Vimal Kapur, CEO of Honeywell, one of the world’s largest industrial conglomerates, sees AI differently than most. AI is not about threatened office workers. “Every five years there’s a trend that makes your skills obsolete,” Kapur said at the recent CNBC Evolution: The AI Opportunity Summit in New York. “The loss of white-collar workers is an ongoing evolution.” AI, he said, is not about the cool features it can offer consumers, who “get excited about writing resumes or restaurant recommendations.” The biggest problem AI can solve for Honeywell is first and foremost the labor shortage it and its client companies face. From pilots to technicians, falling birth rates in industrialized countries have led to fewer and fewer jobs that were popular 25 years ago. “Everyone in industry has this problem,” he said. Honeywell’s AI opportunity is about creating a new pool of labor that can learn and work alongside AI and accumulate and deploy institutional knowledge faster. Traditionally, he said, humans needed 15 years of experience to handle complex roles, but someone with five years of experience working with two AI co-pilots can reach the same level.Labor isn’t the only issue with AI deployment. Kapur noted that Honeywell plans to roll out connectivity within jet engines in the coming months that will allow the company to proactively monitor engine performance to spot maintenance issues before they return to the shop. The same is true for smoke detectors, another staple in Honeywell’s product line, which will be identified as needing repair or replacement earlier than before.
But labor issues remain a top concern for the Honeywell CEO, who added that it makes him see AI as a revenue opportunity rather than a way to increase productivity. “Skills shortage is at the heart of our problem,” Kapur said. “It’s the constraint to increasing revenue. The biggest constraint to revenue is the lack of skilled labor.”
Most companies are just beginning to find a return on their AI investments, with levels of return far beyond OpenAI’s underlying large language models and Nvidia’s chipmaking.
Raw data, collected directly from the source without being filtered through intermediaries, will be the key to AI success for many companies, said Jake Loosararian, CEO of Gecko Robotics. Gecko Robotics, a company that works in energy, manufacturing and defense to optimize maintenance, has AI-powered inspection robots analyzing equipment as large as aircraft carriers to identify structural defects.

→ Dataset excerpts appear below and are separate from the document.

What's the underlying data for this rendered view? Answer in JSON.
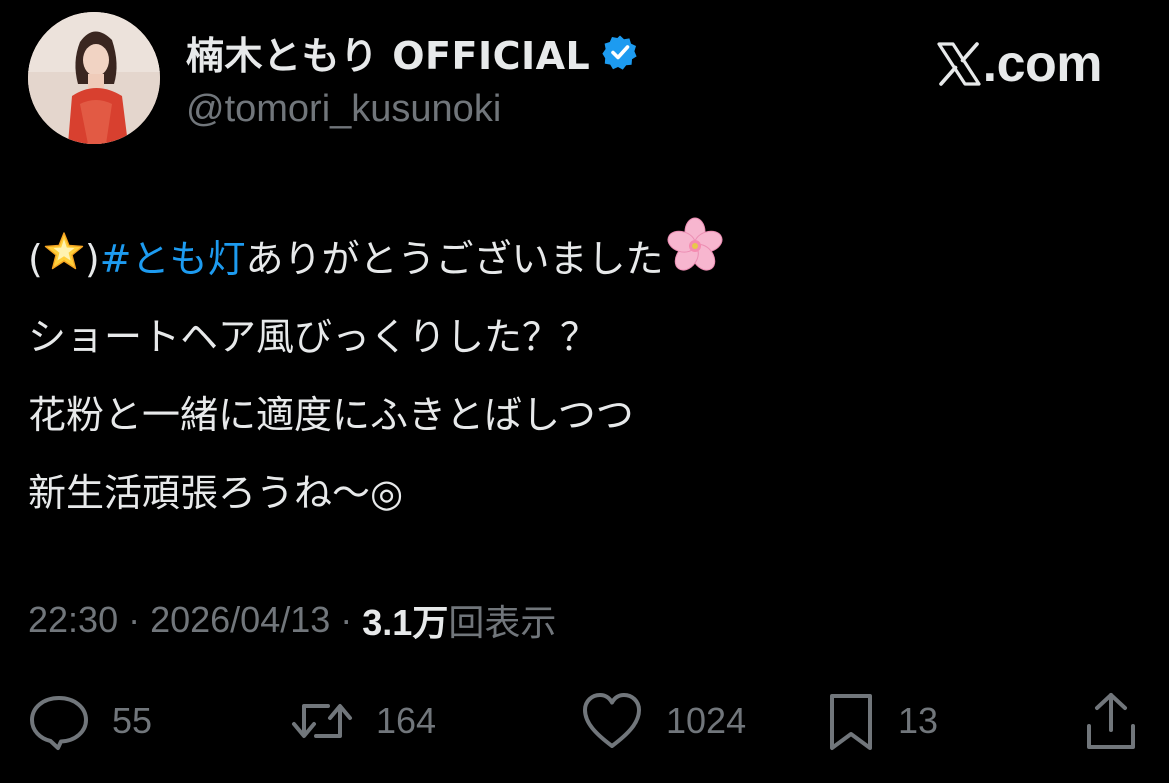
{
  "header": {
    "display_name": "楠木ともり OFFICIAL",
    "handle": "@tomori_kusunoki",
    "avatar_icon": "profile-photo",
    "verified_icon": "verified-badge-icon",
    "site_logo": "X.com",
    "site_logo_text": ".com",
    "colors": {
      "background": "#000000",
      "text": "#e7e9ea",
      "muted": "#71767b",
      "accent": "#1d9bf0"
    }
  },
  "tweet": {
    "line1_paren_open": "(",
    "line1_emoji": "glowing-star-icon",
    "line1_paren_close": ")",
    "line1_hashtag": "#とも灯",
    "line1_text": " ありがとうございました",
    "line1_trailing_emoji": "cherry-blossom-icon",
    "line2": "ショートヘア風びっくりした？？",
    "line3": "花粉と一緒に適度にふきとばしつつ",
    "line4": "新生活頑張ろうね〜◎"
  },
  "meta": {
    "time": "22:30",
    "separator": "·",
    "date": "2026/04/13",
    "views_count": "3.1万",
    "views_label": "回表示"
  },
  "actions": {
    "replies": {
      "icon": "reply-icon",
      "count": "55"
    },
    "retweets": {
      "icon": "retweet-icon",
      "count": "164"
    },
    "likes": {
      "icon": "heart-icon",
      "count": "1024"
    },
    "bookmarks": {
      "icon": "bookmark-icon",
      "count": "13"
    },
    "share": {
      "icon": "share-icon"
    }
  }
}
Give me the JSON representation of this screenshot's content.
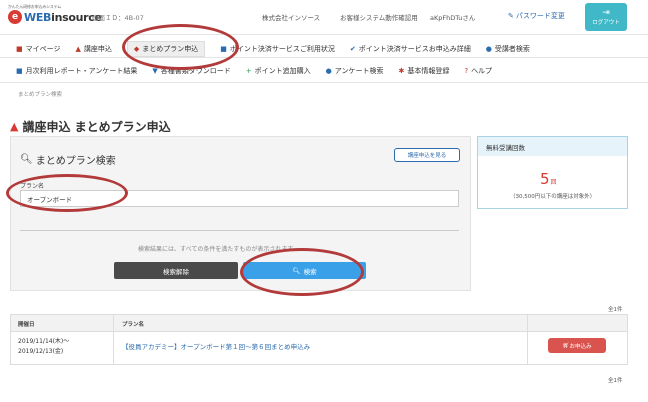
{
  "header": {
    "logo_tagline": "かんたん研修お申込みシステム",
    "logo_mark": "e",
    "logo_text_a": "WEB",
    "logo_text_b": "insource",
    "screen_id": "画面ＩＤ：4B-07",
    "company": "株式会社インソース",
    "system_label": "お客様システム動作確認用",
    "username": "aKpFhDTuさん",
    "password_link": "パスワード変更",
    "logout_label": "ログアウト"
  },
  "nav": {
    "row1": [
      {
        "icon": "home-icon",
        "glyph": "■",
        "label": "マイページ"
      },
      {
        "icon": "graduation-cap-icon",
        "glyph": "▲",
        "label": "講座申込"
      },
      {
        "icon": "bundle-icon",
        "glyph": "◆",
        "label": "まとめプラン申込"
      },
      {
        "icon": "list-icon",
        "glyph": "■",
        "label": "ポイント決済サービスご利用状況"
      },
      {
        "icon": "check-icon",
        "glyph": "✔",
        "label": "ポイント決済サービスお申込み詳細"
      },
      {
        "icon": "search-icon",
        "glyph": "●",
        "label": "受講者検索"
      }
    ],
    "row2": [
      {
        "icon": "report-icon",
        "glyph": "■",
        "label": "月次利用レポート・アンケート結果"
      },
      {
        "icon": "download-icon",
        "glyph": "▼",
        "label": "各種書類ダウンロード"
      },
      {
        "icon": "plus-icon",
        "glyph": "+",
        "label": "ポイント追加購入"
      },
      {
        "icon": "survey-icon",
        "glyph": "●",
        "label": "アンケート検索"
      },
      {
        "icon": "gear-icon",
        "glyph": "✱",
        "label": "基本情報登録"
      },
      {
        "icon": "help-icon",
        "glyph": "?",
        "label": "ヘルプ"
      }
    ]
  },
  "breadcrumb": "まとめプラン検索",
  "page_title": "講座申込 まとめプラン申込",
  "search": {
    "title": "まとめプラン検索",
    "course_button": "講座申込を見る",
    "field_label": "プラン名",
    "field_value": "オープンボード",
    "hint": "検索結果には、すべての条件を満たすものが表示されます",
    "clear_button": "検索解除",
    "search_button": "検索"
  },
  "free_count": {
    "title": "無料受講回数",
    "number": "5",
    "unit": "回",
    "note": "（30,500円以下の講座は対象外）"
  },
  "results": {
    "count": "全1件",
    "columns": [
      "開催日",
      "プラン名"
    ],
    "rows": [
      {
        "date_from": "2019/11/14(木)～",
        "date_to": "2019/12/13(金)",
        "plan_name": "【役員アカデミー】オープンボード第１回～第６回まとめ申込み",
        "apply_button": "お申込み"
      }
    ]
  },
  "colors": {
    "accent_red": "#d83a34",
    "link_blue": "#2b6cb0",
    "search_blue": "#3aa0e8",
    "logout_teal": "#41b8c8",
    "annotation": "#b23a3a"
  }
}
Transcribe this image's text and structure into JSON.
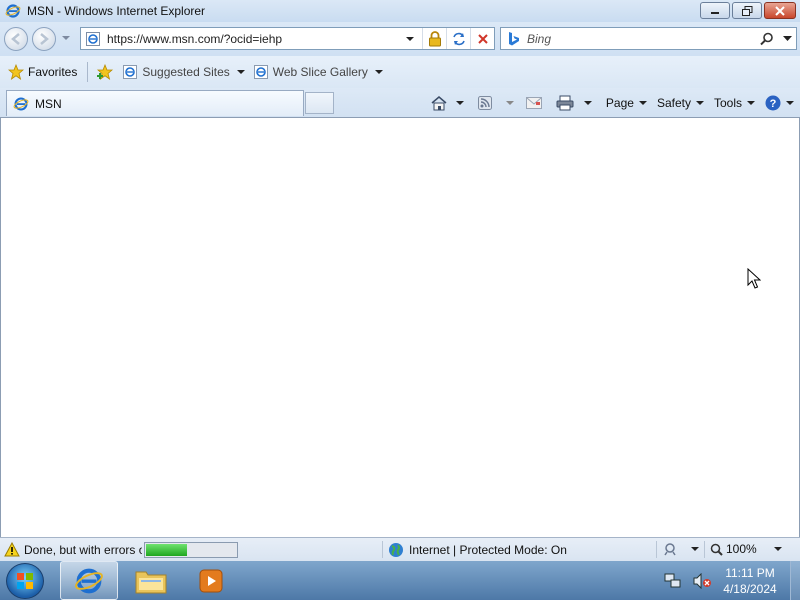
{
  "window": {
    "title": "MSN - Windows Internet Explorer",
    "minimize_icon": "minimize-icon",
    "restore_icon": "restore-icon",
    "close_icon": "close-icon"
  },
  "navigation": {
    "address_url": "https://www.msn.com/?ocid=iehp",
    "search_placeholder": "Bing"
  },
  "favorites_bar": {
    "favorites_label": "Favorites",
    "suggested_sites_label": "Suggested Sites",
    "web_slice_gallery_label": "Web Slice Gallery"
  },
  "tabs": [
    {
      "label": "MSN"
    }
  ],
  "command_bar": {
    "page_label": "Page",
    "safety_label": "Safety",
    "tools_label": "Tools"
  },
  "status_bar": {
    "status_text": "Done, but with errors o",
    "progress": 0.45,
    "zone_text": "Internet | Protected Mode: On",
    "zoom_text": "100%"
  },
  "taskbar": {
    "time": "11:11 PM",
    "date": "4/18/2024"
  },
  "colors": {
    "chrome_light": "#dbe8f6",
    "taskbar": "#4d78a7",
    "progress_green": "#1fa61f",
    "close_red": "#c9462c"
  }
}
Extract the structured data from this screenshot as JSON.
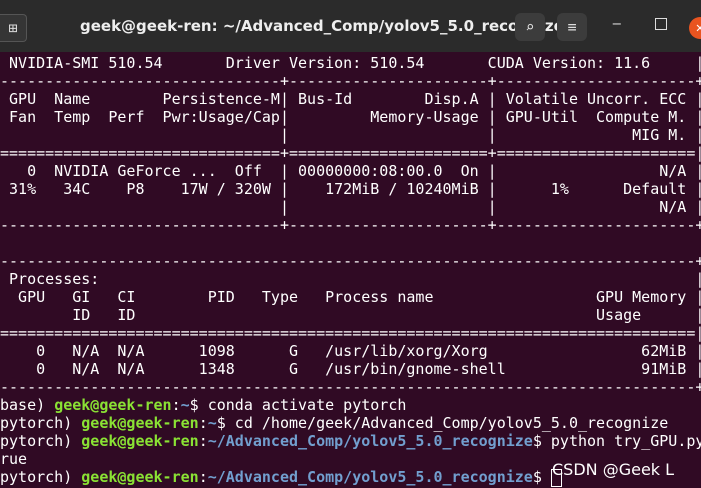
{
  "window": {
    "title": "geek@geek-ren: ~/Advanced_Comp/yolov5_5.0_recognize",
    "new_tab_icon": "⊞",
    "search_icon": "⌕",
    "menu_icon": "≡",
    "minimize_icon": "‒",
    "close_icon": "✕",
    "accent": "#e95420",
    "background": "#300a24"
  },
  "nvidia_smi": {
    "lines": [
      " NVIDIA-SMI 510.54       Driver Version: 510.54       CUDA Version: 11.6     |",
      "-------------------------------+----------------------+----------------------+",
      " GPU  Name        Persistence-M| Bus-Id        Disp.A | Volatile Uncorr. ECC |",
      " Fan  Temp  Perf  Pwr:Usage/Cap|         Memory-Usage | GPU-Util  Compute M. |",
      "                               |                      |               MIG M. |",
      "===============================+======================+======================|",
      "   0  NVIDIA GeForce ...  Off  | 00000000:08:00.0  On |                  N/A |",
      " 31%   34C    P8    17W / 320W |    172MiB / 10240MiB |      1%      Default |",
      "                               |                      |                  N/A |",
      "-------------------------------+----------------------+----------------------+",
      "",
      "-----------------------------------------------------------------------------+",
      " Processes:                                                                  |",
      "  GPU   GI   CI        PID   Type   Process name                  GPU Memory |",
      "        ID   ID                                                   Usage      |",
      "=============================================================================|",
      "    0   N/A  N/A      1098      G   /usr/lib/xorg/Xorg                 62MiB |",
      "    0   N/A  N/A      1348      G   /usr/bin/gnome-shell               91MiB |",
      "-----------------------------------------------------------------------------+"
    ]
  },
  "shell": {
    "user_host": "geek@geek-ren",
    "lines": [
      {
        "env": "base) ",
        "path": "~",
        "command": "$ conda activate pytorch"
      },
      {
        "env": "pytorch) ",
        "path": "~",
        "command": "$ cd /home/geek/Advanced_Comp/yolov5_5.0_recognize"
      },
      {
        "env": "pytorch) ",
        "path": "~/Advanced_Comp/yolov5_5.0_recognize",
        "command": "$ python try_GPU.py"
      },
      {
        "output": "rue"
      },
      {
        "env": "pytorch) ",
        "path": "~/Advanced_Comp/yolov5_5.0_recognize",
        "command": "$ "
      }
    ]
  },
  "watermark": "CSDN @Geek L"
}
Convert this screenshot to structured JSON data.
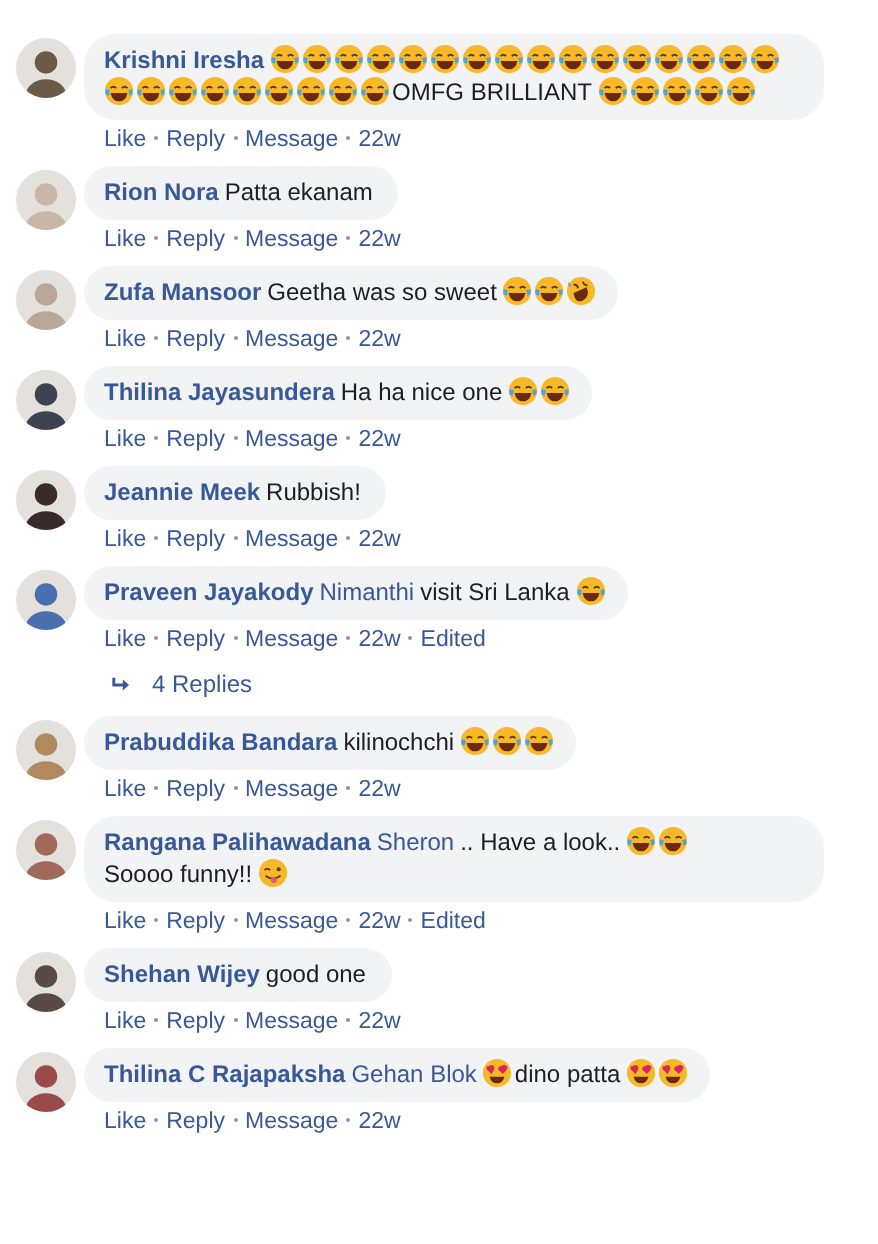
{
  "comments": [
    {
      "author": "Krishni Iresha",
      "body": [
        {
          "kind": "laugh"
        },
        {
          "kind": "laugh"
        },
        {
          "kind": "laugh"
        },
        {
          "kind": "laugh"
        },
        {
          "kind": "laugh"
        },
        {
          "kind": "laugh"
        },
        {
          "kind": "laugh"
        },
        {
          "kind": "laugh"
        },
        {
          "kind": "laugh"
        },
        {
          "kind": "laugh"
        },
        {
          "kind": "laugh"
        },
        {
          "kind": "laugh"
        },
        {
          "kind": "laugh"
        },
        {
          "kind": "laugh"
        },
        {
          "kind": "laugh"
        },
        {
          "kind": "laugh"
        },
        {
          "kind": "laugh"
        },
        {
          "kind": "laugh"
        },
        {
          "kind": "laugh"
        },
        {
          "kind": "laugh"
        },
        {
          "kind": "laugh"
        },
        {
          "kind": "laugh"
        },
        {
          "kind": "laugh"
        },
        {
          "kind": "laugh"
        },
        {
          "kind": "laugh"
        },
        {
          "kind": "text",
          "text": "OMFG BRILLIANT"
        },
        {
          "kind": "laugh"
        },
        {
          "kind": "laugh"
        },
        {
          "kind": "laugh"
        },
        {
          "kind": "laugh"
        },
        {
          "kind": "laugh"
        }
      ],
      "meta": [
        "Like",
        "Reply",
        "Message",
        "22w"
      ]
    },
    {
      "author": "Rion Nora",
      "body": [
        {
          "kind": "text",
          "text": "Patta ekanam"
        }
      ],
      "meta": [
        "Like",
        "Reply",
        "Message",
        "22w"
      ]
    },
    {
      "author": "Zufa Mansoor",
      "body": [
        {
          "kind": "text",
          "text": "Geetha was so sweet"
        },
        {
          "kind": "laugh"
        },
        {
          "kind": "laugh"
        },
        {
          "kind": "rofl"
        }
      ],
      "meta": [
        "Like",
        "Reply",
        "Message",
        "22w"
      ]
    },
    {
      "author": "Thilina Jayasundera",
      "body": [
        {
          "kind": "text",
          "text": "Ha ha nice one"
        },
        {
          "kind": "laugh"
        },
        {
          "kind": "laugh"
        }
      ],
      "meta": [
        "Like",
        "Reply",
        "Message",
        "22w"
      ]
    },
    {
      "author": "Jeannie Meek",
      "body": [
        {
          "kind": "text",
          "text": "Rubbish!"
        }
      ],
      "meta": [
        "Like",
        "Reply",
        "Message",
        "22w"
      ]
    },
    {
      "author": "Praveen Jayakody",
      "body": [
        {
          "kind": "mention",
          "text": "Nimanthi"
        },
        {
          "kind": "text",
          "text": "visit Sri Lanka"
        },
        {
          "kind": "laugh"
        }
      ],
      "meta": [
        "Like",
        "Reply",
        "Message",
        "22w",
        "Edited"
      ],
      "replies": "4 Replies"
    },
    {
      "author": "Prabuddika Bandara",
      "body": [
        {
          "kind": "text",
          "text": "kilinochchi"
        },
        {
          "kind": "laugh"
        },
        {
          "kind": "laugh"
        },
        {
          "kind": "laugh"
        }
      ],
      "meta": [
        "Like",
        "Reply",
        "Message",
        "22w"
      ]
    },
    {
      "author": "Rangana Palihawadana",
      "body": [
        {
          "kind": "mention",
          "text": "Sheron"
        },
        {
          "kind": "text",
          "text": ".. Have a look.."
        },
        {
          "kind": "laugh"
        },
        {
          "kind": "laugh"
        },
        {
          "kind": "text",
          "text": "Soooo funny!!"
        },
        {
          "kind": "wink"
        }
      ],
      "meta": [
        "Like",
        "Reply",
        "Message",
        "22w",
        "Edited"
      ]
    },
    {
      "author": "Shehan Wijey",
      "body": [
        {
          "kind": "text",
          "text": "good one"
        }
      ],
      "meta": [
        "Like",
        "Reply",
        "Message",
        "22w"
      ]
    },
    {
      "author": "Thilina C Rajapaksha",
      "body": [
        {
          "kind": "mention",
          "text": "Gehan Blok"
        },
        {
          "kind": "hearteyes"
        },
        {
          "kind": "text",
          "text": "dino patta"
        },
        {
          "kind": "hearteyes"
        },
        {
          "kind": "hearteyes"
        }
      ],
      "meta": [
        "Like",
        "Reply",
        "Message",
        "22w"
      ]
    }
  ]
}
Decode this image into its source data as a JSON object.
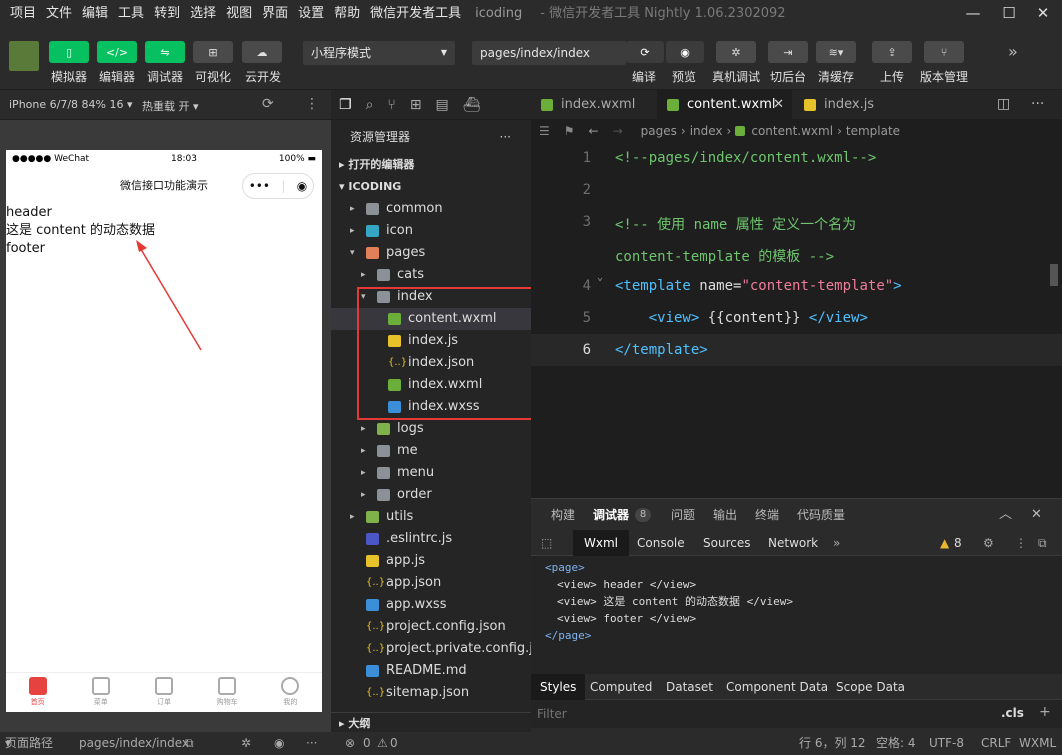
{
  "menubar": {
    "items": [
      "项目",
      "文件",
      "编辑",
      "工具",
      "转到",
      "选择",
      "视图",
      "界面",
      "设置",
      "帮助",
      "微信开发者工具"
    ],
    "app": "icoding",
    "title": "- 微信开发者工具 Nightly 1.06.2302092"
  },
  "toolbar": {
    "simulator": "模拟器",
    "editor": "编辑器",
    "debugger": "调试器",
    "visual": "可视化",
    "cloud": "云开发",
    "mode": "小程序模式",
    "page_path": "pages/index/index",
    "compile": "编译",
    "preview": "预览",
    "remote_debug": "真机调试",
    "background": "切后台",
    "clear_cache": "清缓存",
    "upload": "上传",
    "version": "版本管理"
  },
  "simulator": {
    "device": "iPhone 6/7/8 84% 16",
    "hotreload": "热重载 开",
    "status_left": "●●●●● WeChat",
    "status_time": "18:03",
    "status_right": "100%",
    "nav_title": "微信接口功能演示",
    "lines": [
      "header",
      "这是 content 的动态数据",
      "footer"
    ],
    "tabs": [
      "首页",
      "菜单",
      "订单",
      "购物车",
      "我的"
    ]
  },
  "explorer": {
    "title": "资源管理器",
    "open_editors": "打开的编辑器",
    "project": "ICODING",
    "outline": "大纲",
    "tree": [
      {
        "name": "common",
        "level": 1,
        "type": "folder",
        "twisty": "▸"
      },
      {
        "name": "icon",
        "level": 1,
        "type": "folder-c",
        "twisty": "▸"
      },
      {
        "name": "pages",
        "level": 1,
        "type": "folder-r",
        "twisty": "▾"
      },
      {
        "name": "cats",
        "level": 2,
        "type": "folder",
        "twisty": "▸"
      },
      {
        "name": "index",
        "level": 2,
        "type": "folder",
        "twisty": "▾"
      },
      {
        "name": "content.wxml",
        "level": 3,
        "type": "fwxml",
        "selected": true
      },
      {
        "name": "index.js",
        "level": 3,
        "type": "fjs"
      },
      {
        "name": "index.json",
        "level": 3,
        "type": "fjson"
      },
      {
        "name": "index.wxml",
        "level": 3,
        "type": "fwxml"
      },
      {
        "name": "index.wxss",
        "level": 3,
        "type": "fwxss"
      },
      {
        "name": "logs",
        "level": 2,
        "type": "folder-g",
        "twisty": "▸"
      },
      {
        "name": "me",
        "level": 2,
        "type": "folder",
        "twisty": "▸"
      },
      {
        "name": "menu",
        "level": 2,
        "type": "folder",
        "twisty": "▸"
      },
      {
        "name": "order",
        "level": 2,
        "type": "folder",
        "twisty": "▸"
      },
      {
        "name": "utils",
        "level": 1,
        "type": "folder-g",
        "twisty": "▸"
      },
      {
        "name": ".eslintrc.js",
        "level": 1,
        "type": "feslint"
      },
      {
        "name": "app.js",
        "level": 1,
        "type": "fjs"
      },
      {
        "name": "app.json",
        "level": 1,
        "type": "fjson"
      },
      {
        "name": "app.wxss",
        "level": 1,
        "type": "fwxss"
      },
      {
        "name": "project.config.json",
        "level": 1,
        "type": "fjson"
      },
      {
        "name": "project.private.config.js...",
        "level": 1,
        "type": "fjson"
      },
      {
        "name": "README.md",
        "level": 1,
        "type": "finfo"
      },
      {
        "name": "sitemap.json",
        "level": 1,
        "type": "fjson"
      }
    ]
  },
  "editor": {
    "tabs": [
      {
        "label": "index.wxml",
        "icon": "wxml"
      },
      {
        "label": "content.wxml",
        "icon": "wxml",
        "active": true
      },
      {
        "label": "index.js",
        "icon": "js"
      }
    ],
    "breadcrumb": [
      "pages",
      "index",
      "content.wxml",
      "template"
    ],
    "line_numbers": [
      "1",
      "2",
      "3",
      "",
      "4",
      "5",
      "6"
    ]
  },
  "debugger": {
    "tabs": [
      "构建",
      "调试器",
      "8",
      "问题",
      "输出",
      "终端",
      "代码质量"
    ],
    "devtools_tabs": [
      "Wxml",
      "Console",
      "Sources",
      "Network"
    ],
    "warn_count": "8",
    "wxml_lines": [
      "<page>",
      "<view> header </view>",
      "<view> 这是 content 的动态数据 </view>",
      "<view> footer </view>",
      "</page>"
    ],
    "style_tabs": [
      "Styles",
      "Computed",
      "Dataset",
      "Component Data",
      "Scope Data"
    ],
    "filter_placeholder": "Filter",
    "cls": ".cls"
  },
  "statusbar": {
    "page_route_label": "页面路径",
    "page_route": "pages/index/index",
    "errors": "0",
    "warnings": "0",
    "position": "行 6，列 12",
    "spaces": "空格: 4",
    "encoding": "UTF-8",
    "eol": "CRLF",
    "language": "WXML"
  }
}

“The future belongs to companies with ‘best-in-class’ datasets,” he told Jon Fortt, host of CNBC’s “Closing Bell Overtime,” at the Evolve: AI Opportunity event.
Several executives stressed the importance of moving beyond the current focus on large language models, including one at the forefront of the LLM: Clément Delangue, co-founder and CEO of Hugging Face, one of the world’s most highly valued AI startups, backed by Amazon, Nvidia and Google. He expressed similar sentiments to Loosararian at the CNBC event. Delangue
“Data and datasets are the next frontier in AI,” he said, noting that more than 200,000 public datasets have been shared on Hugging Face, a platform that takes an open-source approach to developing AI models, and that datasets added to the platform are growing faster than new large language models.
“The world will evolve to a world where every company, every industry and even every use case has its own specific custom model,” Delangue said. “Eventually, every company will build their own model, just like they have their own code base and build their own software product… Ultimately, this will help them differentiate themselves.”
If companies gain the most from AI customized to their use cases, a view is gaining momentum in AI regulatory discussions to shift the focus from large language models to industry-specific monitoring. As these use cases proliferate, executives need to make sure they are communicated to the board.
“Board members really need to understand what use cases the company might be using so they can get a report from the people who best understand the risks the company might face,” Katherine Forrest, a former federal judge, partner at Paul, Weiss, Rifkind, Wharton & Garrison and an expert in AI law, said at the CNBC AI Summit.
Now, she said, is the time to ask: “What are the risks? Do we have the right people to manage those risks? Have we had any incidents? They should know if those risks actually occurred.”
While there is debate about how quickly AI opportunities will be realized, Honeywell’s Kapur is optimistic about a rapid steepening of the adoption curve. “Awareness is high and adoption is low, but there will be an inflection point,” he said. “I do believe 2025-2026 will be a big year for AI adoption in the industrial sector.”